Когда бы кассирша-эквадорка из супермаркета на углу, улыбчивая круглолицая девушка с рубцами от угрей и очками в форме донышек бутылок из-под колы, ни спросила: как поживает ваша жена? — я отвечал, что у моей жены все хорошо. И она, смеясь, поддразнивала меня: ого, теперь она заставляет вас бегать по магазинам! Вот и отлично!
Не заходил я и в рыбную лавку. Я больше не был тем парнем, который в одиночку или с женой наведывался к ним дважды в неделю, чтобы купить свежего аляскинского лосося, филе для двоих, — Ауре нравилось, как, едва завидев одного из нас, тот или другой радушный продавец частенько поднимал огромный, блестящий, мандаринового цвета шмат лосося с ледяного настила и начинал отрезать от него куски.
Я уже не он.
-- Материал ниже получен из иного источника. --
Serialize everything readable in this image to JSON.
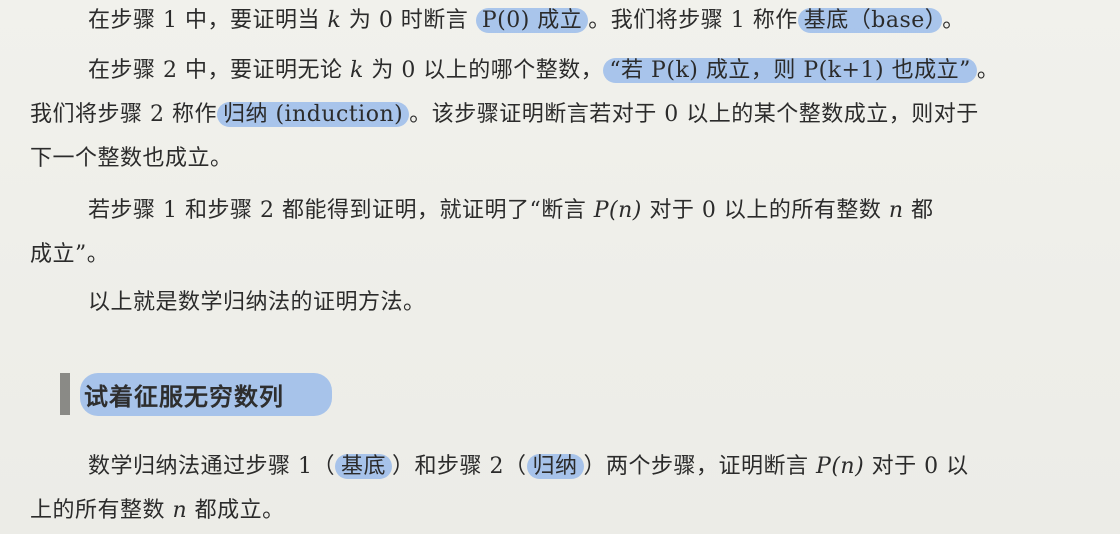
{
  "paragraphs": {
    "p1": {
      "seg1": "在步骤 1 中，要证明当 ",
      "k": "k",
      "seg2": " 为 0 时断言 ",
      "hl_p0": "P(0) 成立",
      "seg3": "。我们将步骤 1 称作",
      "hl_base": "基底（base）",
      "seg4": "。"
    },
    "p2": {
      "seg1": "在步骤 2 中，要证明无论 ",
      "k": "k",
      "seg2": " 为 0 以上的哪个整数，",
      "hl_quote": "“若 P(k) 成立，则 P(k+1) 也成立”",
      "seg3": "。"
    },
    "p2b": {
      "seg1": "我们将步骤 2 称作",
      "hl_induction": "归纳 (induction)",
      "seg2": "。该步骤证明断言若对于 0 以上的某个整数成立，则对于"
    },
    "p2c": "下一个整数也成立。",
    "p3": {
      "seg1": "若步骤 1 和步骤 2 都能得到证明，就证明了“断言 ",
      "pn": "P(n)",
      "seg2": " 对于 0 以上的所有整数 ",
      "n": "n",
      "seg3": " 都"
    },
    "p3b": "成立”。",
    "p4": "以上就是数学归纳法的证明方法。",
    "heading": "试着征服无穷数列",
    "p5": {
      "seg1": "数学归纳法通过步骤 1（",
      "hl_base": "基底",
      "seg2": "）和步骤 2（",
      "hl_induction": "归纳",
      "seg3": "）两个步骤，证明断言 ",
      "pn": "P(n)",
      "seg4": " 对于 0 以"
    },
    "p5b": {
      "seg1": "上的所有整数 ",
      "n": "n",
      "seg2": " 都成立。"
    }
  },
  "colors": {
    "highlight": "#6ea0eb",
    "heading_bar": "#8a8a86",
    "page": "#eeeeea"
  }
}
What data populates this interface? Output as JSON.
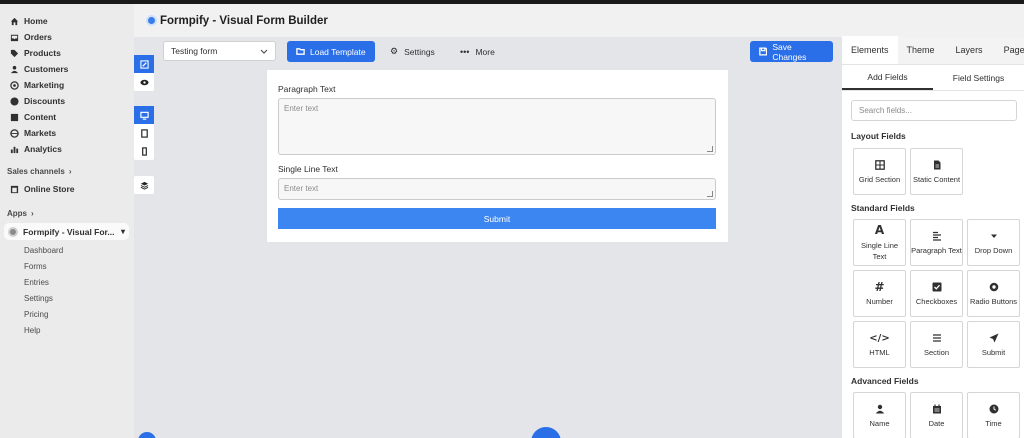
{
  "sidebar": {
    "nav": [
      {
        "label": "Home",
        "icon": "home-icon"
      },
      {
        "label": "Orders",
        "icon": "inbox-icon"
      },
      {
        "label": "Products",
        "icon": "tag-icon"
      },
      {
        "label": "Customers",
        "icon": "person-icon"
      },
      {
        "label": "Marketing",
        "icon": "target-icon"
      },
      {
        "label": "Discounts",
        "icon": "discount-icon"
      },
      {
        "label": "Content",
        "icon": "content-icon"
      },
      {
        "label": "Markets",
        "icon": "globe-icon"
      },
      {
        "label": "Analytics",
        "icon": "bar-chart-icon"
      }
    ],
    "sales_channels_label": "Sales channels",
    "online_store": "Online Store",
    "apps_label": "Apps",
    "app_name": "Formpify - Visual For...",
    "app_sub": [
      "Dashboard",
      "Forms",
      "Entries",
      "Settings",
      "Pricing",
      "Help"
    ]
  },
  "header": {
    "title": "Formpify - Visual Form Builder"
  },
  "toolbar": {
    "form_select": "Testing form",
    "load_template": "Load Template",
    "settings": "Settings",
    "more": "More",
    "save": "Save Changes"
  },
  "form": {
    "field1_label": "Paragraph Text",
    "field1_placeholder": "Enter text",
    "field2_label": "Single Line Text",
    "field2_placeholder": "Enter text",
    "submit": "Submit"
  },
  "panel": {
    "tabs": [
      "Elements",
      "Theme",
      "Layers",
      "Pages"
    ],
    "subtabs": [
      "Add Fields",
      "Field Settings"
    ],
    "search_placeholder": "Search fields...",
    "layout_title": "Layout Fields",
    "layout_fields": [
      {
        "label": "Grid Section",
        "icon": "grid-icon"
      },
      {
        "label": "Static Content",
        "icon": "document-icon"
      }
    ],
    "standard_title": "Standard Fields",
    "standard_fields": [
      {
        "label": "Single Line Text",
        "icon": "letter-a-icon"
      },
      {
        "label": "Paragraph Text",
        "icon": "align-left-icon"
      },
      {
        "label": "Drop Down",
        "icon": "caret-down-icon"
      },
      {
        "label": "Number",
        "icon": "hash-icon"
      },
      {
        "label": "Checkboxes",
        "icon": "checkbox-icon"
      },
      {
        "label": "Radio Buttons",
        "icon": "radio-icon"
      },
      {
        "label": "HTML",
        "icon": "code-icon"
      },
      {
        "label": "Section",
        "icon": "menu-icon"
      },
      {
        "label": "Submit",
        "icon": "send-icon"
      }
    ],
    "advanced_title": "Advanced Fields",
    "advanced_fields": [
      {
        "label": "Name",
        "icon": "person-icon"
      },
      {
        "label": "Date",
        "icon": "calendar-icon"
      },
      {
        "label": "Time",
        "icon": "clock-icon"
      }
    ]
  },
  "colors": {
    "accent": "#2b6fe8",
    "submit": "#3b86f0"
  }
}
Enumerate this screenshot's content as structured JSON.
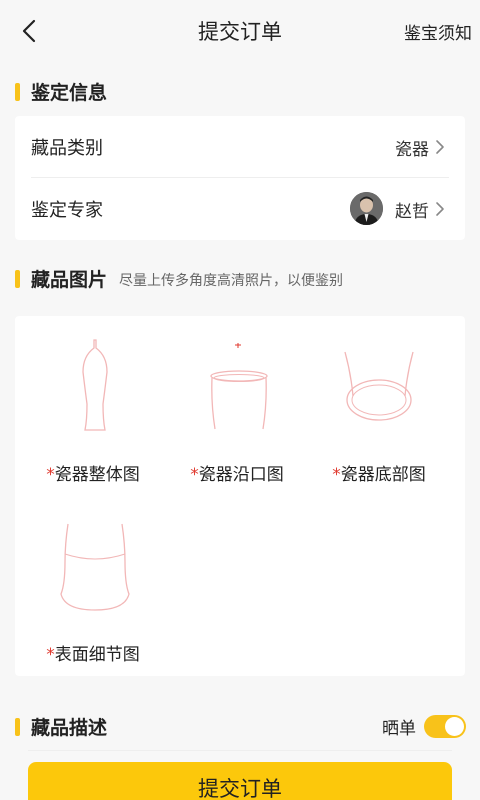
{
  "nav": {
    "title": "提交订单",
    "right_link": "鉴宝须知"
  },
  "appraisal_info": {
    "title": "鉴定信息",
    "category_label": "藏品类别",
    "category_value": "瓷器",
    "expert_label": "鉴定专家",
    "expert_name": "赵哲"
  },
  "photos": {
    "title": "藏品图片",
    "hint": "尽量上传多角度高清照片，以便鉴别",
    "required_mark": "*",
    "slots": [
      {
        "label": "瓷器整体图",
        "icon": "vase-outline-icon"
      },
      {
        "label": "瓷器沿口图",
        "icon": "vase-rim-icon"
      },
      {
        "label": "瓷器底部图",
        "icon": "vase-bottom-icon"
      },
      {
        "label": "表面细节图",
        "icon": "surface-detail-icon"
      }
    ]
  },
  "description": {
    "title": "藏品描述",
    "toggle_label": "晒单",
    "toggle_on": true
  },
  "submit": {
    "label": "提交订单"
  },
  "colors": {
    "accent": "#f8c21a",
    "required": "#e0392f",
    "sketch": "#f2b7b7"
  }
}
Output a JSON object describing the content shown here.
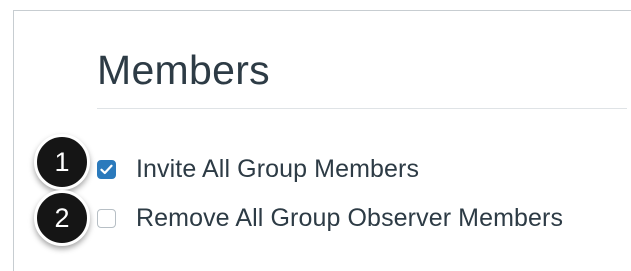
{
  "section": {
    "title": "Members"
  },
  "options": [
    {
      "label": "Invite All Group Members",
      "checked": true
    },
    {
      "label": "Remove All Group Observer Members",
      "checked": false
    }
  ],
  "callouts": [
    {
      "number": "1"
    },
    {
      "number": "2"
    }
  ],
  "colors": {
    "accent": "#2b7abc",
    "text": "#2d3b45",
    "callout_bg": "#151515"
  }
}
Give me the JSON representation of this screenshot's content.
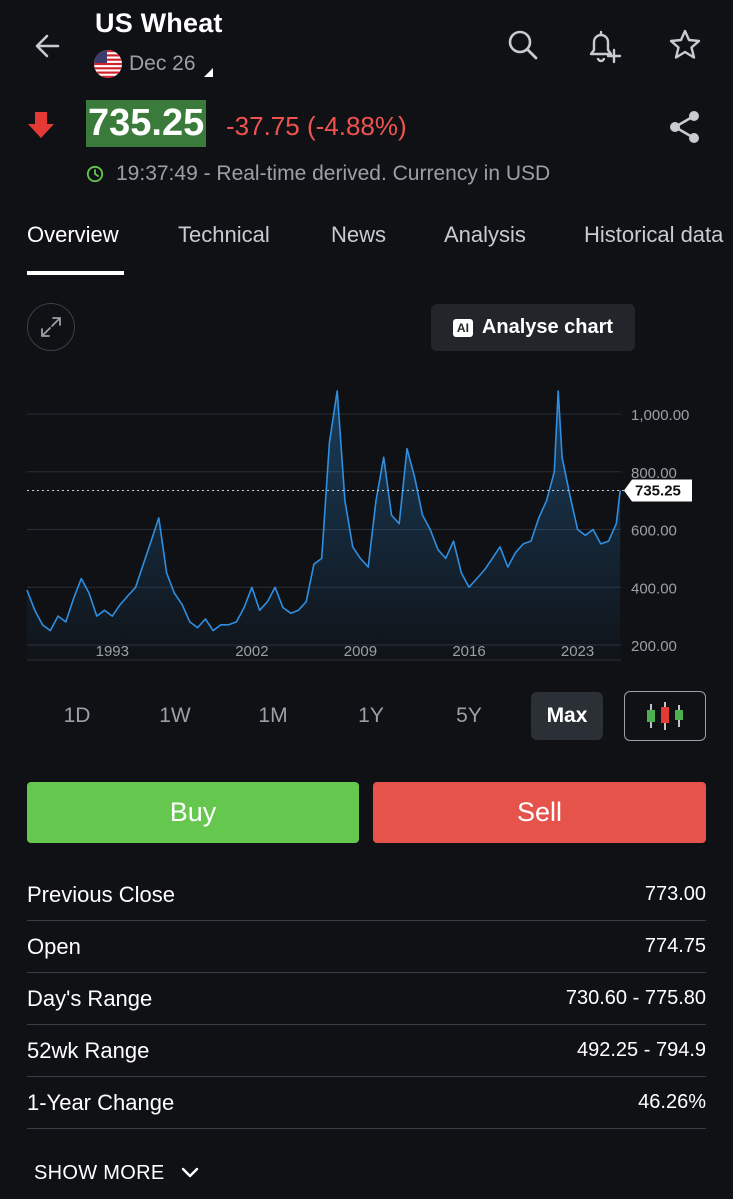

Я больше не муж. Я уже не тот, кто покупает в рыбной лавке ужин для себя и своей жены. Меньше чем через год я буду не мужем дольше, чем я был мужем. Хотя вместе мы прожили на два года больше. Но скоро придет день, когда я буду без Ауры дольше, чем я был с Аурой.
Иногда я просыпаюсь с ощущением, будто мне снилась Аура, но не помню никаких деталей. Но однажды утром, несколько недель спустя после моего первого возвращения в Бруклин, мне приснился сон, который я смог восстановить. Я оказался в голой холодной комнате со стенами из желтоватого камня и понял, что я внутри склепа. На каменной прямоугольной плите под коричнево-кремовым шерстяным одеялом неподвижно лежало человеческое тело. Я знал, что под одеялом — Аура, потому что это было наше гватемальское полосатое одеяло из грубой шерсти, только испачканное и изодранное, как те, в которые кутаются в метро бездомные. Я забрался на плиту и вытянулся рядом. Фигура пошевелилась, и я понял: она поворачивается ко мне. Потрепанный край одеяла приподнялся, из-под него показались ее руки, и я притянул столь знакомое тело к себе в то мгновение, когда на свет показалась ее макушка, и ее черные волосы (как у настоящей японки) в утреннем беспорядке, благоухая выпечкой, уткнулись мне в подбородок, как это бывало по утрам. Руки обвились вокруг моей шеи, и Аура, как она всегда это делала, крепко обняла меня.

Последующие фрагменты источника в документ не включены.